While the inspector recommended by your agent might be fine, there is an implied incentive/bias for the inspector to help close the sale;

The recommending agent is a marketing arm for the inspector; if the wrong deal falls apart because of the inspection, the inspector knows the agent isn't going to get their commission, whether or not that means they'll recommend them with as much fervor the next time can be largely dependent on how badly the agent needed the money that time.

But, by hiring without an agent referral; the inspector has no incentive to approve a house that shouldn't be approved; you're not going to be the new marketing arm. Indeed, absent a relationship with an agent, the inspector has an interest in inspecting as many properties for you as possible, and therefore finding as many deal breakers as possible.

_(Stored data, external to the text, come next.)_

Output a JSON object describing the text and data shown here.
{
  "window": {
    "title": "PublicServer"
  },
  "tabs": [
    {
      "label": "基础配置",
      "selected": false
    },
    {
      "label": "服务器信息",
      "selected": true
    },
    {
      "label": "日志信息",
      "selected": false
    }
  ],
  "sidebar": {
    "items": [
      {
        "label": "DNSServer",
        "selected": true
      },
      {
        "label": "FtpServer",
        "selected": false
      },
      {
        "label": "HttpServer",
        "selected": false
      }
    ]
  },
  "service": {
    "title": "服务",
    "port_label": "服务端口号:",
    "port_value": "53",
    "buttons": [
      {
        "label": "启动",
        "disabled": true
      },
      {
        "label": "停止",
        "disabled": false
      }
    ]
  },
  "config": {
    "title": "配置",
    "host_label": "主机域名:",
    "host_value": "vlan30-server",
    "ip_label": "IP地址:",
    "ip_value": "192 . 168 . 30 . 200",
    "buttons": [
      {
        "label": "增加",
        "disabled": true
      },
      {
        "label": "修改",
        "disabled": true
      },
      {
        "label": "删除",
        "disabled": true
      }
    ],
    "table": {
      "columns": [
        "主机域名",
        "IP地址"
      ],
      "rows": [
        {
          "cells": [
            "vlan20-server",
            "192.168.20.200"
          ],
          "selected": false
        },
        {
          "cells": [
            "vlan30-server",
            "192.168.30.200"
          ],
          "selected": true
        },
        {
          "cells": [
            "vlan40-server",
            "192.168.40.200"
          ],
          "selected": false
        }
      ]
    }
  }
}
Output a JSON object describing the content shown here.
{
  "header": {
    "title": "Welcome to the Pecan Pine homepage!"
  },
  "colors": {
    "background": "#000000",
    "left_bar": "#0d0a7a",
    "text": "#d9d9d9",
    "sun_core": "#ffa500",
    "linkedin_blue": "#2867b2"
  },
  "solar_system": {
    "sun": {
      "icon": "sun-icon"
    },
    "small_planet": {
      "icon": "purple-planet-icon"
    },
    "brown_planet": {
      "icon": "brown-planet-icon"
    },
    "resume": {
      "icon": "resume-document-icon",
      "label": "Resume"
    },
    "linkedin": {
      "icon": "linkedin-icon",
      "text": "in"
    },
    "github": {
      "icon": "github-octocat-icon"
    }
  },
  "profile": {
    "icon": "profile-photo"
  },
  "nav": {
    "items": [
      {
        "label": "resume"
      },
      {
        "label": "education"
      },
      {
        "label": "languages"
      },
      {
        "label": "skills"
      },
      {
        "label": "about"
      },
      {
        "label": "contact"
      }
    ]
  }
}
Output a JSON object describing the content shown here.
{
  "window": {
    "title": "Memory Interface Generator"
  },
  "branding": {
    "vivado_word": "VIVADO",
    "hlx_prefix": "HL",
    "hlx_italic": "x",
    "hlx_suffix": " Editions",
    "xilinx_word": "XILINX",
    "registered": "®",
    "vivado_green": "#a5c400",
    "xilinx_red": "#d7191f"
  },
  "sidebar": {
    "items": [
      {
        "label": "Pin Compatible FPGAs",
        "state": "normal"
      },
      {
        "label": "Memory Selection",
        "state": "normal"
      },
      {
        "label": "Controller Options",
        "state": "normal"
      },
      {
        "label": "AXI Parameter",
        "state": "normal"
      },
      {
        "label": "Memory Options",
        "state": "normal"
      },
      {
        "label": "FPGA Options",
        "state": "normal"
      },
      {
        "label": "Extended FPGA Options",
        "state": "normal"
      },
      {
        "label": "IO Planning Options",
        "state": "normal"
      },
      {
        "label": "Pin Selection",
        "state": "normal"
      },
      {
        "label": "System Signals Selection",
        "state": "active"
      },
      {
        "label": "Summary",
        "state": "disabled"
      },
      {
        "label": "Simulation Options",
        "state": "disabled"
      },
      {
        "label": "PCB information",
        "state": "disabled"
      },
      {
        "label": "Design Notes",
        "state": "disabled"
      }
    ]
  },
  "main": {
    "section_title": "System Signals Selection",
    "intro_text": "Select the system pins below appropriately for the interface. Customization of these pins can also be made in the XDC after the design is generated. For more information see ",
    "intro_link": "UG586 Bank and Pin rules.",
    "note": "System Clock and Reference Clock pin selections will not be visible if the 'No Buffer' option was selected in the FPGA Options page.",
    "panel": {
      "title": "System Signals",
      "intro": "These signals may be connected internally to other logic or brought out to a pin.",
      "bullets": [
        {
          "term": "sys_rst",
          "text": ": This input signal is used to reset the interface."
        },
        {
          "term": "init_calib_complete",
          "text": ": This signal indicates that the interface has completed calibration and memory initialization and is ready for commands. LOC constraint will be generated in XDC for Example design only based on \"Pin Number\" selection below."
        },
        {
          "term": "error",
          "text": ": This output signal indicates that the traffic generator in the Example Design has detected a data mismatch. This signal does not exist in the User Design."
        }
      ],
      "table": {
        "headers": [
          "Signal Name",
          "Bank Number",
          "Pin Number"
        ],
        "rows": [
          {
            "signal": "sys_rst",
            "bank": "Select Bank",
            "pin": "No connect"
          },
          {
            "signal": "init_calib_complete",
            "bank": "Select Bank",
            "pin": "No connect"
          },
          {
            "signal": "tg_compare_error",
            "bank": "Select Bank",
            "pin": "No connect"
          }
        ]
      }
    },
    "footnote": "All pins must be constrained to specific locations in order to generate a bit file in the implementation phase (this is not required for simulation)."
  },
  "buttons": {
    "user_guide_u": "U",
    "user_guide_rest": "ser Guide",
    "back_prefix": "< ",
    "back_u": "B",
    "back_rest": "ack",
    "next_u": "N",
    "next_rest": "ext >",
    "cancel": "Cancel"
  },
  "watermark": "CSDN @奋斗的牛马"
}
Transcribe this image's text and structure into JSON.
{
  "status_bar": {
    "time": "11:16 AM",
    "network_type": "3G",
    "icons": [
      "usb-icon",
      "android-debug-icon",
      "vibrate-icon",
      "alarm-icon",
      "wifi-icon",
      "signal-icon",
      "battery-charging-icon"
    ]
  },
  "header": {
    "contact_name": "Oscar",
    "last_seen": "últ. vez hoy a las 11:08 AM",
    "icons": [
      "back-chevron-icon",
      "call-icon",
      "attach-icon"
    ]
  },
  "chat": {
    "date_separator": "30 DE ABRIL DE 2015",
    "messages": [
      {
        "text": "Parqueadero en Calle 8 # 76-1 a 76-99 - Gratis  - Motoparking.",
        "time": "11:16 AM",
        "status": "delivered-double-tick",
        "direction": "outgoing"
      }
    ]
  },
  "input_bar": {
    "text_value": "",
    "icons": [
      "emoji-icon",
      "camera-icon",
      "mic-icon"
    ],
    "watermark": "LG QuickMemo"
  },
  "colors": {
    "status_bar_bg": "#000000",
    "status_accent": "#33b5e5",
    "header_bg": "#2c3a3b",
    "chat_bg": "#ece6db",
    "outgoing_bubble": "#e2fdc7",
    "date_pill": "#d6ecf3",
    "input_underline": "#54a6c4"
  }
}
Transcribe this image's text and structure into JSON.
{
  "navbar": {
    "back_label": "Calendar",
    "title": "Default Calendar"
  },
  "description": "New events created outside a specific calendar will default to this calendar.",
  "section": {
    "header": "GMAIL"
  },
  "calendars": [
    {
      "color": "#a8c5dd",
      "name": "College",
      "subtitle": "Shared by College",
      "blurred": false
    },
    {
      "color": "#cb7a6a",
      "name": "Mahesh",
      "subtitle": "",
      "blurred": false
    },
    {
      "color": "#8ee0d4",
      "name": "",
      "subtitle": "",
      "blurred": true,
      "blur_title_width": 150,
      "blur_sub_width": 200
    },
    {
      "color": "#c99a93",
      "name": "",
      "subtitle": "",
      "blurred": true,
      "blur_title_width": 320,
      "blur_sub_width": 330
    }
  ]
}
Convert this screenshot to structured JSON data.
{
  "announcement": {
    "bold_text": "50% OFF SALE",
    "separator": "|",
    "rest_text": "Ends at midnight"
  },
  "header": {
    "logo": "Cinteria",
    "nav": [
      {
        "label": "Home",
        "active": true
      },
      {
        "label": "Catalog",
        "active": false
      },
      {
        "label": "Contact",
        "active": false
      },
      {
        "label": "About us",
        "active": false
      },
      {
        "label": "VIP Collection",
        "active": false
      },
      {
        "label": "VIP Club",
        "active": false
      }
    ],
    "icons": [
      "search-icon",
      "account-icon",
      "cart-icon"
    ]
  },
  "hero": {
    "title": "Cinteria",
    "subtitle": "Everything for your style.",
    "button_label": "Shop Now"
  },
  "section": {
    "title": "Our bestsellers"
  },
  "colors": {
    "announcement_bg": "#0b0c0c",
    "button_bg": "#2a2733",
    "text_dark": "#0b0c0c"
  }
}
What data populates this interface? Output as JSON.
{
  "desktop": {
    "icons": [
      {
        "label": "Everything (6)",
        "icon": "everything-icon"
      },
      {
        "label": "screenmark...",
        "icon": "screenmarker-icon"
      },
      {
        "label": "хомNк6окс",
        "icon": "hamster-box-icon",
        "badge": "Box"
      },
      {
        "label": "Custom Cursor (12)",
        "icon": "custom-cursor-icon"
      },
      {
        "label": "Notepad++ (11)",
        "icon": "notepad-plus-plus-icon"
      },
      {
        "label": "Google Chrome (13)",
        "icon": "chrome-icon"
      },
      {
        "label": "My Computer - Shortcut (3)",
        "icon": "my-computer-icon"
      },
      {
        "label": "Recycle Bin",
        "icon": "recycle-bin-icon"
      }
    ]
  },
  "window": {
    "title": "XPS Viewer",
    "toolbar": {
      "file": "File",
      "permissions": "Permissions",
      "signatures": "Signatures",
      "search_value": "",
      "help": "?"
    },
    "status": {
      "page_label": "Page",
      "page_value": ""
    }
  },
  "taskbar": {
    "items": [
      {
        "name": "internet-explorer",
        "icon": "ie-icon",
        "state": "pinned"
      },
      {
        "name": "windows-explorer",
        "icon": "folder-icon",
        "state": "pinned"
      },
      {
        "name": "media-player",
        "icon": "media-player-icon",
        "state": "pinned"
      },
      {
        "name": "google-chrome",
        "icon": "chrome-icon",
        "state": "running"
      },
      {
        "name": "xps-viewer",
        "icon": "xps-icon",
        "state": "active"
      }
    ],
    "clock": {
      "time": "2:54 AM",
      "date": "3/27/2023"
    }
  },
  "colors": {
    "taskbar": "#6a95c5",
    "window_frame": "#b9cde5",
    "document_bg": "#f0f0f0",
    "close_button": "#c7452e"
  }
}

The flaw here is in thinking just because you find an inspector on your own that makes a difference in incentives. Who do you think the inspector has the most incentive to impress? The buyer whom they most likely will never see again or the agent who can potentially provide more and more clients?
This is my point in the last paragraph; you should ideally never let them meet.
My mother owns a residential real estate brokerage. She's siting next to me and thinks the previous post has misguided advise. She has been a broker for over 30 years.

She recommends that you always ask your agent for a home inspector recommendation.

"We pick the best home inspectors by the ones that performed the best in previous deals. We don't get $1 for recommendations. We wouldn't want to incase there was ever a problem down the road. Getting a high quality home inspector is much harder than it looks.".

Respectfully, I would ask if your mother has ever worked in a residential real estate market as overheated and bubble-like such as the metro Vancouver BC area.

Shadow-flipping, assignments, double dealing have become the norm here.

https://www.google.com/search?q=vancouver+real+estate+corrup...

There are many many markets. Totally agree there.

I appreciate your point. But by the same token, you are extending a reality that might be in Vancouver to all of real estate markets.

This is one of the issue that I think makes Real Estate so complexed is that it's super easy to group it together as if 200 cities are one market.

I wouldn't even know if you could group large areas together (like all agents in.... 'The South" "The west coast" "The East Coast"...do it this way.)

Seems like they would open themselves up to some sort of liability if that happens.